On voit dans d’autres secteurs que ce recentrage autour de la donnée est la clef de la digitalisation. Le constat est le suivant : si les données sont cohérentes et à jour, souvent en temps réel, au niveau de chaque application, les nombreux transferts entre applications et vers les entrepôts de données détruisent cette cohérence et provoquent des décalages qui empêchent d’avoir une vision consolidée et partagée entre les différents métiers.
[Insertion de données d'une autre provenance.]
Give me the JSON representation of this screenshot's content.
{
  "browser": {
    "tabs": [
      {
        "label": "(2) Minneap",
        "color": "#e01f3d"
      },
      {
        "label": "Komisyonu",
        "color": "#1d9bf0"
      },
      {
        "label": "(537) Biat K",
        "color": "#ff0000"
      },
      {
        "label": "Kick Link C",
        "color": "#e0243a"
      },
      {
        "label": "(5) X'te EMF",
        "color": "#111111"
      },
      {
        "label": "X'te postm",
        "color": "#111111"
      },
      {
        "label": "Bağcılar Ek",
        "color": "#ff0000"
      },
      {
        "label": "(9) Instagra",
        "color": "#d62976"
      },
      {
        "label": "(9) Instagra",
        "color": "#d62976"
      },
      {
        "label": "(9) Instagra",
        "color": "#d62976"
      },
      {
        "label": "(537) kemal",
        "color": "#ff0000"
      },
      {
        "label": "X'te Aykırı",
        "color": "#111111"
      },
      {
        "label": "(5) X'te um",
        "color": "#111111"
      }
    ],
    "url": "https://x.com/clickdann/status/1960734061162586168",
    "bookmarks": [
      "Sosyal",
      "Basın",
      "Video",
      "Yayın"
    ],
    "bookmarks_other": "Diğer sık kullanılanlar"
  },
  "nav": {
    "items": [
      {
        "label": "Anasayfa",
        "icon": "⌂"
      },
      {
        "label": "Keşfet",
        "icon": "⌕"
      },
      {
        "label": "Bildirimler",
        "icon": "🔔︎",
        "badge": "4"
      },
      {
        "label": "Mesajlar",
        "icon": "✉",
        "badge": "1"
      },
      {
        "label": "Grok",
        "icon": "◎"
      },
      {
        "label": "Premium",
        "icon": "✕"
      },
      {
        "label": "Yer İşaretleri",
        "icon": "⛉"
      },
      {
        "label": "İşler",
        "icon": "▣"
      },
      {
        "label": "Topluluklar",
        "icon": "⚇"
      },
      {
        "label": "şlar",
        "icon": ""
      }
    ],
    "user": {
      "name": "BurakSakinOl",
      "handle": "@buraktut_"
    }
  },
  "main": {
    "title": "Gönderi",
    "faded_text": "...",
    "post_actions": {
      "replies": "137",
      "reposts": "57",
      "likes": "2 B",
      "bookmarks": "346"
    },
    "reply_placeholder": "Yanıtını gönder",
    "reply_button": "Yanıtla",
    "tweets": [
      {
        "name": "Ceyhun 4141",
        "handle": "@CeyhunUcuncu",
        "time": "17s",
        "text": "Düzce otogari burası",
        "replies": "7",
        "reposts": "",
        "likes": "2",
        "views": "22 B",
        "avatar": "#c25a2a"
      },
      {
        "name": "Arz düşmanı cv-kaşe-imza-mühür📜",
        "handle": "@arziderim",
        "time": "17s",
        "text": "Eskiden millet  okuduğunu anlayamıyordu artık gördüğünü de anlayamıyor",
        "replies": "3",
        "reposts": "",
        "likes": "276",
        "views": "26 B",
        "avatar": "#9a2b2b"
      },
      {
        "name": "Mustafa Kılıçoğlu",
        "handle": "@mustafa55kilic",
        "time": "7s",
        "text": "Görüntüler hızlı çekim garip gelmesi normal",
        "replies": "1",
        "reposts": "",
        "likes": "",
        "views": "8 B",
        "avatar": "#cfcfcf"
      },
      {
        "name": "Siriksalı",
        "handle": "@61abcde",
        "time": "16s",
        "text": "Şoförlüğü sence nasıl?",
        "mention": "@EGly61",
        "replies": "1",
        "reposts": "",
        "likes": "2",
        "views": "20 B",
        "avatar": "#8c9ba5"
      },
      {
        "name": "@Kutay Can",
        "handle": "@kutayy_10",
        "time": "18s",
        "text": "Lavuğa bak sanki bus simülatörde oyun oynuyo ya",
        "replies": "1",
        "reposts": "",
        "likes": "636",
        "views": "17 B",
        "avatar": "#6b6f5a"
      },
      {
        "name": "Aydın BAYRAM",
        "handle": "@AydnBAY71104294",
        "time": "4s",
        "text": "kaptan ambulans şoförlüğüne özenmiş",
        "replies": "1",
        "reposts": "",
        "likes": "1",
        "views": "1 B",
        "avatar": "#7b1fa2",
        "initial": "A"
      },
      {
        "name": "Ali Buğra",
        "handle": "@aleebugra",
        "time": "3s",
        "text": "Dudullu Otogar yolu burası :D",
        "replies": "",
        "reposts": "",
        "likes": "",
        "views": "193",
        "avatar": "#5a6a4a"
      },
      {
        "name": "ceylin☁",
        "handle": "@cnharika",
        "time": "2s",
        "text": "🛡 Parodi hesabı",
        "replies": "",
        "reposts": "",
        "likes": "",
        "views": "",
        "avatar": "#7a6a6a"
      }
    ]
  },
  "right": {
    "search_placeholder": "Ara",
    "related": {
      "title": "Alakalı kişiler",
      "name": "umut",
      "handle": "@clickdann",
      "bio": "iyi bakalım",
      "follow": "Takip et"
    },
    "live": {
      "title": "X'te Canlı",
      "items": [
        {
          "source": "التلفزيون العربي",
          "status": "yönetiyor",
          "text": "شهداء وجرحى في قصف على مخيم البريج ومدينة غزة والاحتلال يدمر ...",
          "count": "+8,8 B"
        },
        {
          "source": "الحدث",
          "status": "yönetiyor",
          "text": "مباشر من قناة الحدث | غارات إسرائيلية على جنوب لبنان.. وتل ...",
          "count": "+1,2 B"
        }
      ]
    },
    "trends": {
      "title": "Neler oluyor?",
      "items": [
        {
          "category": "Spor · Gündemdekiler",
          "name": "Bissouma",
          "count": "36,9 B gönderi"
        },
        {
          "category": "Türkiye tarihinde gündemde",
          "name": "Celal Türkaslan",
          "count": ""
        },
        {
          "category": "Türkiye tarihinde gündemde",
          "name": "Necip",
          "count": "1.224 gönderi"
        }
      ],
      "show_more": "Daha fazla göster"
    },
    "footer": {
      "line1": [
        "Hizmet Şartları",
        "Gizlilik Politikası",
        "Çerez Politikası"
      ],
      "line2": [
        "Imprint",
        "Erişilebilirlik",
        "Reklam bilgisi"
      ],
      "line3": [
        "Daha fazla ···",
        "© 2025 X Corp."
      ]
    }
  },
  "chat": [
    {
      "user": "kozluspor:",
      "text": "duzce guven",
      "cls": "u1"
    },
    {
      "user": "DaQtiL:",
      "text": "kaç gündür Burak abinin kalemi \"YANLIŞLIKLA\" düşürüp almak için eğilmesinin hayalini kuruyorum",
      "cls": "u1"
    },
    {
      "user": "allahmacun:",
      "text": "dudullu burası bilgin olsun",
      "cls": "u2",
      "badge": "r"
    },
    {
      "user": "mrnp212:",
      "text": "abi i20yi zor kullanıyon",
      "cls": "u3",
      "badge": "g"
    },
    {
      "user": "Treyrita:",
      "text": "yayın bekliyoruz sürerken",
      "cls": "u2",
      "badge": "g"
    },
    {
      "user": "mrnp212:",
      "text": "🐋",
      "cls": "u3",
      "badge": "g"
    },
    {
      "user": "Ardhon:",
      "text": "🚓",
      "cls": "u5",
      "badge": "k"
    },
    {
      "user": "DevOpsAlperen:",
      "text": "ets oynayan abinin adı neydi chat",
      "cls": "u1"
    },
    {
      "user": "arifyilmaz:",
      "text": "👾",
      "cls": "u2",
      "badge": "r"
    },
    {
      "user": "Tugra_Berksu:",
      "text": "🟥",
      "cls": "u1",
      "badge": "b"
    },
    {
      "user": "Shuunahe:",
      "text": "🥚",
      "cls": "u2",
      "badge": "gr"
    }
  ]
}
De plus, l’aspect « temps réel » disparaît du fait des délais de mise à jour des informations.

Tout l’enjeu consiste donc à moderniser progressivement les systèmes d’information (SI) pour supprimer les effets de silos et de cloisonnement afin de créer une vision globale d’un ensemble cohérent de données en temps réel. Cela permettra ensuite d’être capable de gérer des transactions fonctionnelles impliquant un ensemble d’applications indépendantes. C’est le cas par exemple pour une souscription en ligne, opération où CRM, tarificateur, moteur géospatial, évaluateur comportemental, formulaire dynamique, détecteur de fraude… sont sollicités tout au long de ce processus complexe pour aboutir à une acceptation du risque par signature électronique.


La donnée au cœur de la digitalisation
Digitaliser un processus d’assurance, c’est donc s’affranchir de la notion d’application métier pour articuler la transaction autour de la donnée. Digitaliser une compagnie d’assurance, c’est basculer de cet état de centralisation autour des applications vers une organisation centrée sur la donnée, peu importe sa provenance.
Des initiatives sont en cours dans de nombreuses compagnies pour amorcer ce recentrage, avec la constitution de data lakes dans des projets dits Big Data. Néanmoins, de nombreux écueils émaillent ce chemin.

Le principal est la multiplicité de nouvelles applications à mettre en place. Certes, les données sont déversées dans un réceptacle unique de type Hadoop qui a le mérite de tenter de casser les silos. Mais il faut créer les liens entre ces données pour effectivement décloisonner, et pas seulement reconstituer les silos dans un entrepôt central, puis gérer leur indexation – pour les retrouver plus rapidement. Il faut également ajouter un moteur de recherche, une base gérant les données non structurées, un serveur d’applications, une couche d’interconnexion, un évaluateur sémantique, un gestionnaire Open Data… Il faut enfin assurer la gestion de la sécurité d’accès aux données. C’est un point central du fait de l’exhaustivité des informations centralisées, particulièrement sensibles dans les métiers de l’assurance.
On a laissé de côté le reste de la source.